Jenny’s best friend at college is Anouk Chouiref, the daughter of the European Finance Minister. Being from a high-ranking political family, she too is rich enough to be smart. She’s also a devout Muslim because, as every American knows, Europe is already on the verge of being taken over by Muslims and will be under Sharia law in a year or two.
There’s more, of course. There’s a lot of commentary on the evils of frat boys, and the fact that colleges are unwilling to investigate allegations of sexual abuse by students in case it gives the college a bad name. There’s a hot new college sport known as Slanball, in which the participants move the ball by brain power alone. The book is worth a recommendation for the cheek of that alone.
One of the best ideas Slonczewski has is that of “taxplaying”. No one pays taxes any more. Everyone knows that taxes are evil. But gambling is hugely popular, and a large proportion of the profits made by the casinos goes towards good causes that the government manages.
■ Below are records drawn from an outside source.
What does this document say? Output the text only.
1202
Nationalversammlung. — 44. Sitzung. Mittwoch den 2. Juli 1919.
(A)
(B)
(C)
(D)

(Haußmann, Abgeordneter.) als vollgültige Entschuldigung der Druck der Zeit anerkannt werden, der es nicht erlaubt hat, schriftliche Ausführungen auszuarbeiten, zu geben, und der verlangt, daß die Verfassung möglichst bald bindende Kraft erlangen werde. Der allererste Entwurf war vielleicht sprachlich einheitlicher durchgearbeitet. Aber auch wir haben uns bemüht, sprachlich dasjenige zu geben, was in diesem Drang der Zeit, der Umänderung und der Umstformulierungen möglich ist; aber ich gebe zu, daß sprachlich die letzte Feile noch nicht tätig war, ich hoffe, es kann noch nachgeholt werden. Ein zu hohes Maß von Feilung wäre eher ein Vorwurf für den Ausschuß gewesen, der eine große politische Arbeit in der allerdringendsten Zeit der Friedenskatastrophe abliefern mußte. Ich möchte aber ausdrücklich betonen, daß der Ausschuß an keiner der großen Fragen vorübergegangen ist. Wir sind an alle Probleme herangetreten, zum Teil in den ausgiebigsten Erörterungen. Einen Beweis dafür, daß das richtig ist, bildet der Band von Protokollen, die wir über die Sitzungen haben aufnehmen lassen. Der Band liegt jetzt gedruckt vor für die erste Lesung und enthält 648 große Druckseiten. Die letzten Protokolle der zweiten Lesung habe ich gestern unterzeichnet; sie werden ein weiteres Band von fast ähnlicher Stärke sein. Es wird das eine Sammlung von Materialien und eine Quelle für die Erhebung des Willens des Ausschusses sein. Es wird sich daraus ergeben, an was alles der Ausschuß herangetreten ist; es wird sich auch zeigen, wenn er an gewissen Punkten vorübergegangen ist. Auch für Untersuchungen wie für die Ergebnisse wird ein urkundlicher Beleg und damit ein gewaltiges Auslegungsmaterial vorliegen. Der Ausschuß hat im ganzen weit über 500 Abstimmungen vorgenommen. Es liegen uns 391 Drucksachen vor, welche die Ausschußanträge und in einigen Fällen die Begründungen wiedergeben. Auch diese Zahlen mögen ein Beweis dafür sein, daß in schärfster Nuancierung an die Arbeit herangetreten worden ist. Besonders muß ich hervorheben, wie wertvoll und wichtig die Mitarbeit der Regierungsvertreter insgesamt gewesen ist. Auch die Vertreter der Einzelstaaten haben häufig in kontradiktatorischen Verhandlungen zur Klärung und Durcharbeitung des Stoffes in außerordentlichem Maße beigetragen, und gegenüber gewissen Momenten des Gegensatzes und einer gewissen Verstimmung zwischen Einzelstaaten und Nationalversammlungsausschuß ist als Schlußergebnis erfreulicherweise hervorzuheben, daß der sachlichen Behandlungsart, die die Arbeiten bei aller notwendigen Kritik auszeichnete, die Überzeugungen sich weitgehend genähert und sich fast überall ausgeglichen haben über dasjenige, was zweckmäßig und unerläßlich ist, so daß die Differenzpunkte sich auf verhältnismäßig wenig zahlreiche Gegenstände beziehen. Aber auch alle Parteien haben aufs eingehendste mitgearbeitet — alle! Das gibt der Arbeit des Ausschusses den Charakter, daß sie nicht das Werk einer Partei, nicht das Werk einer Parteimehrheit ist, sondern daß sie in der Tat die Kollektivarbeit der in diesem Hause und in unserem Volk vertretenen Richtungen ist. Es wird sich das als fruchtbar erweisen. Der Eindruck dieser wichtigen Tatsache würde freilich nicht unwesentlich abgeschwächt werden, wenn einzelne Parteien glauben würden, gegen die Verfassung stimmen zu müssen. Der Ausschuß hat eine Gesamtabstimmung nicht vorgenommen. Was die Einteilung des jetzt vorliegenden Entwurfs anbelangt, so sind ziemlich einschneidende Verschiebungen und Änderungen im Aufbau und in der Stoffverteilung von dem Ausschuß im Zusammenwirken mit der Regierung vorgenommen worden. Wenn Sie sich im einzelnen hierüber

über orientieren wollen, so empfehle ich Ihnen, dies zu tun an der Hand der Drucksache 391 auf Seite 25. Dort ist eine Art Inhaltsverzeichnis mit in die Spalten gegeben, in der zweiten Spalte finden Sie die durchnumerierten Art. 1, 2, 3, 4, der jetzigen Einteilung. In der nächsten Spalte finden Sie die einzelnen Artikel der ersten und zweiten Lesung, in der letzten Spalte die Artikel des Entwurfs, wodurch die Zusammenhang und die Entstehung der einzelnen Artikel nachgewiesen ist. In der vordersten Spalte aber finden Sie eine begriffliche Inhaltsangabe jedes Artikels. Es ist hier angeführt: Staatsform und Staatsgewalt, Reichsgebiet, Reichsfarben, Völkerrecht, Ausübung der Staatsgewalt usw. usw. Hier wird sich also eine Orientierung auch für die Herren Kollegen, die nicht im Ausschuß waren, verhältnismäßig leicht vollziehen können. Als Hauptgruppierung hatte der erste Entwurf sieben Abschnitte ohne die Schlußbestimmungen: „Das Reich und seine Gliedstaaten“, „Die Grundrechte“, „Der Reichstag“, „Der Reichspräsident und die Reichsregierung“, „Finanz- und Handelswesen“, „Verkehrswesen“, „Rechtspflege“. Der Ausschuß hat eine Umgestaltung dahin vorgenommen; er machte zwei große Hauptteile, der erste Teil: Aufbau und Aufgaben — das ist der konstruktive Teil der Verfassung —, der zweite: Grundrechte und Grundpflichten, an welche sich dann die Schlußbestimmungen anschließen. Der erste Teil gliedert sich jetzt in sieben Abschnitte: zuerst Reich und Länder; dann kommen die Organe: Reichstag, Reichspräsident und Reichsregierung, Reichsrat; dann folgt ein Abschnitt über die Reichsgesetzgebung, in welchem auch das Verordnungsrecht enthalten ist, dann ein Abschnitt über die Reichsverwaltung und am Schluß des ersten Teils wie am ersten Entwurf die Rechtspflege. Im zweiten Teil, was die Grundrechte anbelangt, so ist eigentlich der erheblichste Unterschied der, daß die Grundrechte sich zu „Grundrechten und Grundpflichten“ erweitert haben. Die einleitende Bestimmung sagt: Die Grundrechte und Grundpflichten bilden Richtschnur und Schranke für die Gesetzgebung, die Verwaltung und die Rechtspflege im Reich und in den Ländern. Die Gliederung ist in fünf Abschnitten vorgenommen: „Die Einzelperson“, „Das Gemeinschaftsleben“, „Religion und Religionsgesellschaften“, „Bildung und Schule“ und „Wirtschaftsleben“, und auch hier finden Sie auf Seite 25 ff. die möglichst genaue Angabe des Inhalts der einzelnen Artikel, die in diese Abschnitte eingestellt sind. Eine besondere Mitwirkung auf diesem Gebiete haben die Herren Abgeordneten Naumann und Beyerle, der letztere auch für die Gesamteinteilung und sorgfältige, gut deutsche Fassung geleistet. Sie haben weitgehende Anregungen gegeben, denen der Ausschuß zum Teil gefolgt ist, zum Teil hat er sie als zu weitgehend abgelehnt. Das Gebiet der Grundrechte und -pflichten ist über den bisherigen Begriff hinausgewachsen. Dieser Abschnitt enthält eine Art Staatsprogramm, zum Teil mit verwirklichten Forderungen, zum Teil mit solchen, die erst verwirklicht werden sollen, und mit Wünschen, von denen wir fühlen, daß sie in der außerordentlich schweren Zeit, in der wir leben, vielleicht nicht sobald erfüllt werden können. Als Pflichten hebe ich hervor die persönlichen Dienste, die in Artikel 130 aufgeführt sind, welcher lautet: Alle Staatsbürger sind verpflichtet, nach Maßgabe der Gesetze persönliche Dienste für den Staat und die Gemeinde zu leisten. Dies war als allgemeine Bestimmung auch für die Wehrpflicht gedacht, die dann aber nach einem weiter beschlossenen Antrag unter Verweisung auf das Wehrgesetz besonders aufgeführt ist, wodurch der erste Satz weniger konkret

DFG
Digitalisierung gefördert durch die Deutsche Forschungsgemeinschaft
Respectable citizens make sure that they are seen gambling away a significant proportion of their income. Does anyone know if this has been done before in an SF novel?
The current Unity candidate for the presidency is a lesbian. The Centrists try to upstage this by picking a candidate who is a conjoined twin. The President is an idiot, but he has an evil genius VP known only as
Dick The Creep. All sorts of innovative tricks are used to prevent people from voting, including the cunning idea of requiring them to use pen and paper instead of computers. Most importantly, however, there is War Without End.
This war is not against Muslims, or Communists, or indeed anyone human. It is against “Ultra”, a plant-like alien life form that landed in Salt Lake in Utah some time ago (probably after hitching a ride on an asteroid) and is now proceeding to colonize the planet. This gives the Centrists every excuse they need to declare War on Nature. Which, of course, brings us back to biology, because there is actually a real SFnal concept buried in all of this parody.
Jenny’s favorite lecturer at the college is Sharon Abaynesh, a genius biologist with a passionate interest in plant intelligence. We know how intelligence works in humans, but how might it work in something more like a plant that might have multiple heads on one body, or in a colony organism such as a coral (or Ultra)? Abaynesh wonders whether such organisms might have evolved a means of ensuring wise collaboration between members of a social unit rather that the foolish greed we observe in animals, particularly a certain species of primate. You can see where this is going, can’t you?
Overall, there’s a lot you can get out of this book, provided that you are a) not a Republican, b) are not a teenager, or at least are immune to being preached at, and c) are not expecting a sane world inhabited by rational characters. You may also enjoy the book is you believe that the USA has already become a ridiculous parody of itself.